In 2010, in a documentary for German television ZDF, the writer Raoul Schrott claimed that the fortress and the landscape around Karatepe seemed to fit the Homeric description of Troy. His theory is that Homer could have been a scribe in the service of the Assyrians in Karatepe, where he would have combined his knowledge of the Trojan legend with the real environment of the fortress. Of course, there is no evidence of this.
As for the discoverers of Karatepe, Professor Bossert stayed in Turkey, where he became director of the National Archaeological Institute. He married and obtained Turkish nationality in 1947. He continued to lead the Karatepe excavations until he retired in 1959 and died in Istanbul in 1961.

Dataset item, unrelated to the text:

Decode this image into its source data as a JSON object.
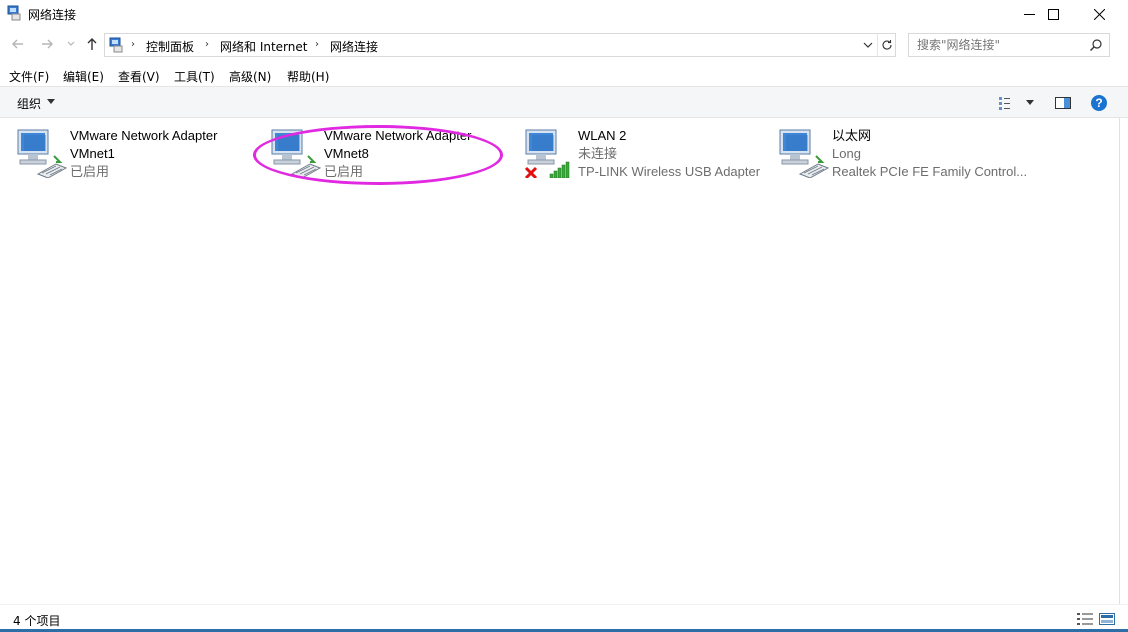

Halet Çambel replaced Bossert at the head of the excavations. She was appointed professor at the University of the Saarland (Germany) in 1960, retiring in 1984. In 2004 she was awarded the Prince Claus Award in the Netherlands in recognition of her archaeological and restorative work in Turkey, as well as for having founded the Chair of Prehistory in Istanbul University. As if that were not enough, in 1936 she had participated in the Berlin Olympics (foil fencing), being the first Muslim woman in history to compete in the Olympics. She passed away in 2014.